Confinement dans l’Essonne : refusant d’obtempérer, il fuit la police et laisse quatre enfants dans la voiture

Dans la nuit de vendredi à samedi à Grigny, dans l'Essonne, un homme refusant de se soumettre à un contrôle de police a abandonné sa voiture dans laquelle se trouvaient également quatre enfants. Les fonctionnaires ont ensuite essuyé des tirs de mortier.

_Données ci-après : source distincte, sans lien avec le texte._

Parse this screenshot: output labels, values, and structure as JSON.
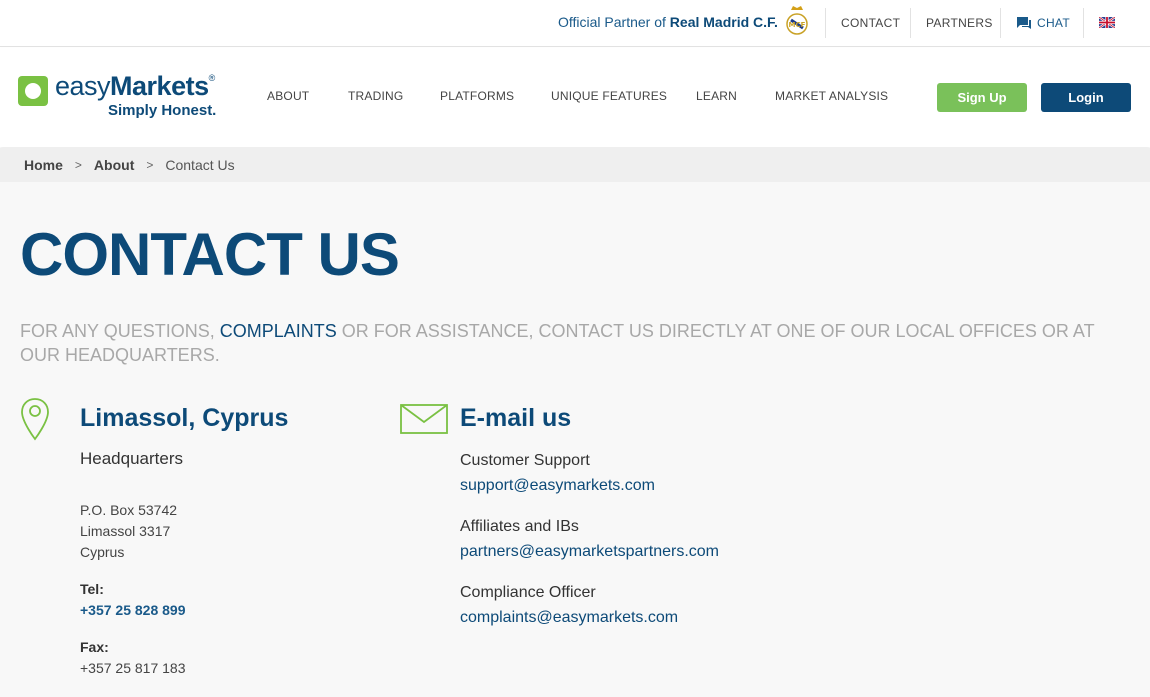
{
  "topbar": {
    "partner_prefix": "Official Partner of",
    "partner_name": "Real Madrid C.F.",
    "contact": "CONTACT",
    "partners": "PARTNERS",
    "chat": "CHAT"
  },
  "header": {
    "logo_easy": "easy",
    "logo_markets": "Markets",
    "logo_reg": "®",
    "tagline": "Simply Honest.",
    "nav": [
      "ABOUT",
      "TRADING",
      "PLATFORMS",
      "UNIQUE FEATURES",
      "LEARN",
      "MARKET ANALYSIS"
    ],
    "signup": "Sign Up",
    "login": "Login"
  },
  "breadcrumb": {
    "home": "Home",
    "sep": ">",
    "about": "About",
    "current": "Contact Us"
  },
  "main": {
    "title": "CONTACT US",
    "intro_prefix": "FOR ANY QUESTIONS,",
    "intro_link": "COMPLAINTS",
    "intro_suffix": "OR FOR ASSISTANCE, CONTACT US DIRECTLY AT ONE OF OUR LOCAL OFFICES OR AT OUR HEADQUARTERS.",
    "office": {
      "title": "Limassol, Cyprus",
      "subtitle": "Headquarters",
      "address": [
        "P.O. Box 53742",
        "Limassol 3317",
        "Cyprus"
      ],
      "tel_label": "Tel:",
      "tel": "+357 25 828 899",
      "fax_label": "Fax:",
      "fax": "+357 25 817 183"
    },
    "email": {
      "title": "E-mail us",
      "entries": [
        {
          "label": "Customer Support",
          "address": "support@easymarkets.com"
        },
        {
          "label": "Affiliates and IBs",
          "address": "partners@easymarketspartners.com"
        },
        {
          "label": "Compliance Officer",
          "address": "complaints@easymarkets.com"
        }
      ]
    }
  },
  "colors": {
    "brand_blue": "#0d4a78",
    "brand_green": "#7ac143",
    "signup_green": "#7ac15a"
  },
  "icons": [
    "real-madrid-crest-icon",
    "chat-icon",
    "uk-flag-icon",
    "location-pin-icon",
    "envelope-icon"
  ]
}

Vendredi soir à Grigny, dans l’Essonne, un automobiliste a refusé de se soumettre à un contrôle de police. Dans des propos à la teneur rapportée par franceinfo, le parquet d’Évry indique que l’homme a arrêté son véhicule sur la chaussée avant d’en sortir et de prendre la fuite à pied. Il était alors aux alentours de 22h00. Les policiers de la BAC (brigade anti-criminalité) ont découvert que la voiture renfermait « quatre mineurs de 11 à 15 ans ».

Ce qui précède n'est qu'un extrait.